The White House has announced an update to the Executive Order on Safe, Secure, and Trustworthy AI, introducing mandatory safety testing standards developed by NIST for large AI models.
Key Requirements
Models trained using more than 10^26 FLOPS of compute must undergo:
- Pre-deployment red-teaming by an independent third party approved by NIST
- Bias and fairness audits covering demographic performance differences
- Safety incident reporting within 72 hours of discovering a model vulnerability
- Public transparency reports detailing model capabilities, limitations, and safety measures
Which Models Are Affected
The 10^26 FLOPS threshold catches GPT-5-class and above models.

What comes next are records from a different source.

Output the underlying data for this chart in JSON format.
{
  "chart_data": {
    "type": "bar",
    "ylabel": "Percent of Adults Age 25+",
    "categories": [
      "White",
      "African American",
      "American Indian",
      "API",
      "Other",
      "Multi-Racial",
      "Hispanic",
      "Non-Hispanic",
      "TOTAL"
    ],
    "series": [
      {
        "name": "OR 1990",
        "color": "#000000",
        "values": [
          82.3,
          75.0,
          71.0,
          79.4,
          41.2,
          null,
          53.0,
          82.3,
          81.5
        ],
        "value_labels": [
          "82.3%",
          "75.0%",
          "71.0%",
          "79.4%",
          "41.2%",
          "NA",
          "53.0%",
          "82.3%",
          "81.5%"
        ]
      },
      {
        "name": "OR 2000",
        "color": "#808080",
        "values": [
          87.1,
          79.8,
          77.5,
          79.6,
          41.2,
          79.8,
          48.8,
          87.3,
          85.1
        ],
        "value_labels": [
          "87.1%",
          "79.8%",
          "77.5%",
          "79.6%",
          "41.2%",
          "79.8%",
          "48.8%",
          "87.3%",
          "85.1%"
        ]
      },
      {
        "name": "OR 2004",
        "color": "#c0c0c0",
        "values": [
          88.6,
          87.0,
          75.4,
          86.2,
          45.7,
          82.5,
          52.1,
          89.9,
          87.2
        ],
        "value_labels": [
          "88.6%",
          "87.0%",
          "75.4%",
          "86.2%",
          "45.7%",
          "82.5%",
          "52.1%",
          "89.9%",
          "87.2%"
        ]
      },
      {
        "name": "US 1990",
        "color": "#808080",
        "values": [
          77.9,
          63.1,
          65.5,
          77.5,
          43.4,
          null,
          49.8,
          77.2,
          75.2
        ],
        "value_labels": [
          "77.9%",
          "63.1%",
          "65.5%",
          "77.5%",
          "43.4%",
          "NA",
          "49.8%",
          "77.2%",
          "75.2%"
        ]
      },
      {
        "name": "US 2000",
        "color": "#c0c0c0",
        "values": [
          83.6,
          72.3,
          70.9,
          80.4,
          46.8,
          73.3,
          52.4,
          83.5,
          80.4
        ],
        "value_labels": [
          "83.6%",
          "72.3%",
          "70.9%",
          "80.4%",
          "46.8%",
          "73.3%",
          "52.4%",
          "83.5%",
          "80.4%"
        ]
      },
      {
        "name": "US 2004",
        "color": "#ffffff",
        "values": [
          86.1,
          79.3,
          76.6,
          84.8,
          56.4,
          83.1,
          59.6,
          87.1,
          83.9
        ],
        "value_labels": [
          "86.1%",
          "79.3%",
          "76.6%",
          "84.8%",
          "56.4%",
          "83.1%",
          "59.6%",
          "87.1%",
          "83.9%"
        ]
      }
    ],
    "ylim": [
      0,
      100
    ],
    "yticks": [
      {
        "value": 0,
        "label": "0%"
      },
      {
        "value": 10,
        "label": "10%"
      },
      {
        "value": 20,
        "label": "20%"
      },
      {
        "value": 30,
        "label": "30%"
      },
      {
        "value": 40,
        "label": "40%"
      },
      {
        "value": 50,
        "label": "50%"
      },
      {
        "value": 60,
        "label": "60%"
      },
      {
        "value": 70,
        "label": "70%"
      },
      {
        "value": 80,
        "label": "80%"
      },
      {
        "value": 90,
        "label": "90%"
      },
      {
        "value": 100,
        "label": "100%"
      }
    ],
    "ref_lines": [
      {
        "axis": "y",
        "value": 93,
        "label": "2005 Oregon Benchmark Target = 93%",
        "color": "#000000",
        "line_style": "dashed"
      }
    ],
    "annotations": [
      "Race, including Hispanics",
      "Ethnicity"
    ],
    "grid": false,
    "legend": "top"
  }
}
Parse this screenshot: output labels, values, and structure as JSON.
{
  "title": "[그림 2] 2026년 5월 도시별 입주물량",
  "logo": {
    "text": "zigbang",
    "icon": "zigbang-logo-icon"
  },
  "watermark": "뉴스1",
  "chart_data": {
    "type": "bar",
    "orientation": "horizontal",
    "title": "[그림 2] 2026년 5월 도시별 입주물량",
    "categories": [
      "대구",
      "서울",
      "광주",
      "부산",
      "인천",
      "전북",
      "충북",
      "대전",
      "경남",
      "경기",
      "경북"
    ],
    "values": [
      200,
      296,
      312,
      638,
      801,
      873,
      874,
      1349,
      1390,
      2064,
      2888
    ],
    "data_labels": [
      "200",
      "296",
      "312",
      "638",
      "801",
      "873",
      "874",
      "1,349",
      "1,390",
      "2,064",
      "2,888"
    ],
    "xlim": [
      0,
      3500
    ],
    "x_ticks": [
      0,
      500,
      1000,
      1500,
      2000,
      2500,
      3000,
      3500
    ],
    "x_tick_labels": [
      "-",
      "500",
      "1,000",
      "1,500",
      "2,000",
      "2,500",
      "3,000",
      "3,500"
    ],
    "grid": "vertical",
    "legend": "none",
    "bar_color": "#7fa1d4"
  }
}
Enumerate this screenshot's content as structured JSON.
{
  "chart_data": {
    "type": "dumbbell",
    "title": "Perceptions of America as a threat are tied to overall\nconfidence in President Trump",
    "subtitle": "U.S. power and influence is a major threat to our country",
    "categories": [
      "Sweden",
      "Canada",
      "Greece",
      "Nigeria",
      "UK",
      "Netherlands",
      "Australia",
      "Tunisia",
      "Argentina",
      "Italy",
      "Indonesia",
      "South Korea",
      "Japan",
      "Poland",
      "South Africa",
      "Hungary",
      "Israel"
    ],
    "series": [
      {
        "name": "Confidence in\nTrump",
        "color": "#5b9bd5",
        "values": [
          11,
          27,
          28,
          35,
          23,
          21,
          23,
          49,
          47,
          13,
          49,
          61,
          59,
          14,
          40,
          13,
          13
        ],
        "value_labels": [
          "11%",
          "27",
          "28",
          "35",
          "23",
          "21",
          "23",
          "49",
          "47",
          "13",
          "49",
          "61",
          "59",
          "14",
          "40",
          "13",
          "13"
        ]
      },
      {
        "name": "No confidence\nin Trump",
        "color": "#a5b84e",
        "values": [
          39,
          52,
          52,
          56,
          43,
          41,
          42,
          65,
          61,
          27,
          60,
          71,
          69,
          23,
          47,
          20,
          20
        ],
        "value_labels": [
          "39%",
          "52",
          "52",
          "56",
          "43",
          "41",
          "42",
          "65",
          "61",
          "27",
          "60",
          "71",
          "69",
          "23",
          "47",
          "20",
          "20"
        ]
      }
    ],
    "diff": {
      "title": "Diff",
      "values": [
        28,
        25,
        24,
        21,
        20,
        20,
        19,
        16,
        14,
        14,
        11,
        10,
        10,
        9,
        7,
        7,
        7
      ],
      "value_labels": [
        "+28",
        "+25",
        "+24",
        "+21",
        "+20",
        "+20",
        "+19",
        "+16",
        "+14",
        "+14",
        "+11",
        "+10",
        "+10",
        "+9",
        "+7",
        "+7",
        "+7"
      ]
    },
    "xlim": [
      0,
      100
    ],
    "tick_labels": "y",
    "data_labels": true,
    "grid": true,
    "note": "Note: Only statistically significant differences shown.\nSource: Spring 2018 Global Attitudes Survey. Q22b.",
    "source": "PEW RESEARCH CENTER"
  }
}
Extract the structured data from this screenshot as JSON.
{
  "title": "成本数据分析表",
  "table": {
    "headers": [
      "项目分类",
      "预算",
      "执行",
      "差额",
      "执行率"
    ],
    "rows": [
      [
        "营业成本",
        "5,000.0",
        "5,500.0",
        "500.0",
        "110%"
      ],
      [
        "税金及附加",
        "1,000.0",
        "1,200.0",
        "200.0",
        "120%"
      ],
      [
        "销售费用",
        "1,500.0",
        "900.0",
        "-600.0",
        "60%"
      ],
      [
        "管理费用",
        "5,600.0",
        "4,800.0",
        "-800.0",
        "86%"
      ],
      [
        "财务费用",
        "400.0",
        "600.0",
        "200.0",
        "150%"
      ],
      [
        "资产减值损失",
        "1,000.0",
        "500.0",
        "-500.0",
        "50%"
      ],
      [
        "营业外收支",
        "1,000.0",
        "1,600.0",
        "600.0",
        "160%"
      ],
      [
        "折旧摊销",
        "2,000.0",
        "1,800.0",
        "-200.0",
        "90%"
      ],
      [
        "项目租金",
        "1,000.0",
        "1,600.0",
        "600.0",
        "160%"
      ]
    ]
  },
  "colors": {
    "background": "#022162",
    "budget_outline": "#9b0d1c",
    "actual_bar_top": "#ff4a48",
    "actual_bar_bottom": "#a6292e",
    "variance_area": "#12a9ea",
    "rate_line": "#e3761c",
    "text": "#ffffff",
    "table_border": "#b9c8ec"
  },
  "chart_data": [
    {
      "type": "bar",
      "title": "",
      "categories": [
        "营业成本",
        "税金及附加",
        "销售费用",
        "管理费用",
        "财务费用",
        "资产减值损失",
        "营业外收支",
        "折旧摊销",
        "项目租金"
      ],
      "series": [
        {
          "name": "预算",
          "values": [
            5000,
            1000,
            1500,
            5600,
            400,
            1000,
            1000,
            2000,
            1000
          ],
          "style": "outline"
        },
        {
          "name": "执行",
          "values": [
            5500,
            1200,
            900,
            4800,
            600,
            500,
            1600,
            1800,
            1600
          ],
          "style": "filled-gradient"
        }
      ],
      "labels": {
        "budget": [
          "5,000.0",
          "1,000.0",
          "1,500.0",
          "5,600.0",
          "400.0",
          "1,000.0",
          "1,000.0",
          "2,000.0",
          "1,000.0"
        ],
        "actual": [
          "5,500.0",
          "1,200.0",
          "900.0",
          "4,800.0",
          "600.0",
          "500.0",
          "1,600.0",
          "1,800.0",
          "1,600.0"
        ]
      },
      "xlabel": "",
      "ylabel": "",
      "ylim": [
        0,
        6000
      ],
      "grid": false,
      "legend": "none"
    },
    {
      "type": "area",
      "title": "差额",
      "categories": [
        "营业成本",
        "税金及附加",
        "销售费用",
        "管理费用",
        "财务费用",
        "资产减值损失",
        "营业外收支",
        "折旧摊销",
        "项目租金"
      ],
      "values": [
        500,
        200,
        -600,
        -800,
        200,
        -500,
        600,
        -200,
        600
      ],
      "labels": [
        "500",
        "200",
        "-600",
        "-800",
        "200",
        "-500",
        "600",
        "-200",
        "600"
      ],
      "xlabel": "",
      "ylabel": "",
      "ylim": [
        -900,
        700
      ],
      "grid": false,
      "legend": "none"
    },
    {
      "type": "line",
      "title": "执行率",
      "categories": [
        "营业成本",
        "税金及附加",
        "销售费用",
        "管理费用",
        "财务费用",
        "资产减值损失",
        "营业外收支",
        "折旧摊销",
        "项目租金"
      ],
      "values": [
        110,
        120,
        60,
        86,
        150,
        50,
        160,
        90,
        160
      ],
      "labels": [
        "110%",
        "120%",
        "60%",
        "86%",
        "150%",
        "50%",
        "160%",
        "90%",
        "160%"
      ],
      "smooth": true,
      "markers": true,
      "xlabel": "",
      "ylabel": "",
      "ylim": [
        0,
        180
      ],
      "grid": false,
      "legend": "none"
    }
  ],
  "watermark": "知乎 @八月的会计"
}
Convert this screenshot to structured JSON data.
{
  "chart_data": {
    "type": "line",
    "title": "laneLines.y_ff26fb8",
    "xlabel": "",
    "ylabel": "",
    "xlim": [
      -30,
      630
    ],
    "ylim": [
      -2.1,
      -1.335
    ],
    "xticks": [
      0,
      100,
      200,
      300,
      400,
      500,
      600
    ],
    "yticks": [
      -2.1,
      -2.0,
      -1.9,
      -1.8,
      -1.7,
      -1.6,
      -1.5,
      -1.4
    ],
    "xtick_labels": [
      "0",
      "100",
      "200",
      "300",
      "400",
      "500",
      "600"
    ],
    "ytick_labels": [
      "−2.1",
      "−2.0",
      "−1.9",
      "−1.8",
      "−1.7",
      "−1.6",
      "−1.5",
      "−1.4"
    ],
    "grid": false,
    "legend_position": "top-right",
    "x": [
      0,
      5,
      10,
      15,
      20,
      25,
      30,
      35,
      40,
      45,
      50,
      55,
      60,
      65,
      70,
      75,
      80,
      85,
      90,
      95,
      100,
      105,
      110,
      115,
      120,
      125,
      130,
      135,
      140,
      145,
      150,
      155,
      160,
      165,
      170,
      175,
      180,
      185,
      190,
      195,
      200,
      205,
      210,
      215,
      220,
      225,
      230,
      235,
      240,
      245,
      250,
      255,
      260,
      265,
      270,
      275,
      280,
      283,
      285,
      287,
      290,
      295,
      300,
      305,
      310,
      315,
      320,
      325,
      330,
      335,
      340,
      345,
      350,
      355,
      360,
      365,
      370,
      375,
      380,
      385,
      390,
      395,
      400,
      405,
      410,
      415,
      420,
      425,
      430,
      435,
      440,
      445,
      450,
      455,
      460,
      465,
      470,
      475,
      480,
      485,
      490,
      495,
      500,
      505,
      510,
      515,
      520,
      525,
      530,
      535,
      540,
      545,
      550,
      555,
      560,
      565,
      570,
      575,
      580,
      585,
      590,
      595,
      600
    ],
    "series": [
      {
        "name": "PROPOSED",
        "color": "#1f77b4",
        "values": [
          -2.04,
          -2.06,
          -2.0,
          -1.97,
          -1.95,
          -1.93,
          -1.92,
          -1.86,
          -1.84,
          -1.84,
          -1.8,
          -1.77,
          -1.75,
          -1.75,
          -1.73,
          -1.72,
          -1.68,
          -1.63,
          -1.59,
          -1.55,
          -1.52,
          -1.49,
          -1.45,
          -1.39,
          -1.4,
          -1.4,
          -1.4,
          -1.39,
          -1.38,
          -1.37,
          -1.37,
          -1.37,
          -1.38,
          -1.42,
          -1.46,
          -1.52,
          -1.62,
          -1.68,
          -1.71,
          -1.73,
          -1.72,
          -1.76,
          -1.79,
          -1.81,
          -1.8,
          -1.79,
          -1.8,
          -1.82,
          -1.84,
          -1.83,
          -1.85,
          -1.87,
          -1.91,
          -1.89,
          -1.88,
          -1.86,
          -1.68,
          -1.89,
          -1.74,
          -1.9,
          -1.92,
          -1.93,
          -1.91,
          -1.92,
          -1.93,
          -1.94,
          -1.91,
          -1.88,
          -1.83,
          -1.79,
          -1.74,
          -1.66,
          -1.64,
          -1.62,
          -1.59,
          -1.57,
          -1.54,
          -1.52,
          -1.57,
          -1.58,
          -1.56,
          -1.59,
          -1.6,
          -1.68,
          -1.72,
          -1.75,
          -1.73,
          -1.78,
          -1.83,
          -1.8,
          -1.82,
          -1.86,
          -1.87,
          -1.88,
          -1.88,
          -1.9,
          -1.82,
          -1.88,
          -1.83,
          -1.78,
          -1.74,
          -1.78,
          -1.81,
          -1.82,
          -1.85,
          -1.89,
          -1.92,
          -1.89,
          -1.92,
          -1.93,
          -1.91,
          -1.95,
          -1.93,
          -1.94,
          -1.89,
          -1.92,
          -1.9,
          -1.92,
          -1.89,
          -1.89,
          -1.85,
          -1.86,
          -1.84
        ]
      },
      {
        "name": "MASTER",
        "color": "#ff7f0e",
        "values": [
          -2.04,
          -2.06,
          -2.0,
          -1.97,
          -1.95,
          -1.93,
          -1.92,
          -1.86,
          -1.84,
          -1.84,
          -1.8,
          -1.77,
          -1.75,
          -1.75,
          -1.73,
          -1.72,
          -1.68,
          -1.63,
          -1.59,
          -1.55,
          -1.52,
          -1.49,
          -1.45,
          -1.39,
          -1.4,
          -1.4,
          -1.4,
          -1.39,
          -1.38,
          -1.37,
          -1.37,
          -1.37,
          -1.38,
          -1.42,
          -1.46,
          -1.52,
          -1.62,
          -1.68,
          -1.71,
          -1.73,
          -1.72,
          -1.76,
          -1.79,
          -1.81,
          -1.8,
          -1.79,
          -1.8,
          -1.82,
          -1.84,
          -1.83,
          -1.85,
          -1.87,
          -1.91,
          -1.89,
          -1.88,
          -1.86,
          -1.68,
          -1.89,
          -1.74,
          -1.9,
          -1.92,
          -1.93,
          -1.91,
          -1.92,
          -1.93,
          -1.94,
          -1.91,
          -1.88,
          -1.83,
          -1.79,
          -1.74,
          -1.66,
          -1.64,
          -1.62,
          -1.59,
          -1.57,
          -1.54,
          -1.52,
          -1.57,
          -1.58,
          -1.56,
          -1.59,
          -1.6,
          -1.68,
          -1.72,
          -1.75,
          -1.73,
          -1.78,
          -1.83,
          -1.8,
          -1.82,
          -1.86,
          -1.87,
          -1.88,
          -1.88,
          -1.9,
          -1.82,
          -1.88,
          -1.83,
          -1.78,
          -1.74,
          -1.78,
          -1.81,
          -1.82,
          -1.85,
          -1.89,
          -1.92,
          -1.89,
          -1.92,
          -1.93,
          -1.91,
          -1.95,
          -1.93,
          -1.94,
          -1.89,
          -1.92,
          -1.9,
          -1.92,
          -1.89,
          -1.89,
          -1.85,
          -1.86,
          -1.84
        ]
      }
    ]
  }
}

GPT-4o (~10^25 FLOPS) falls just below the threshold. GPT-5, Claude 4 Opus, and Gemini 2.5 Pro all exceed it and must comply.
Industry Response
OpenAI and Anthropic both expressed support for the standards, noting they already conduct red-teaming that meets or exceeds the NIST requirements. Meta took a different stance, arguing that the standards should apply equally to open-source and proprietary models — a position that has created tension with regulators.
Enforcement
The standards are enforced through existing federal procurement rules — companies that fail to comply cannot sell AI services to the US government. For companies like OpenAI and Anthropic, which derive significant revenue from government contracts, this is a meaningful enforcement mechanism.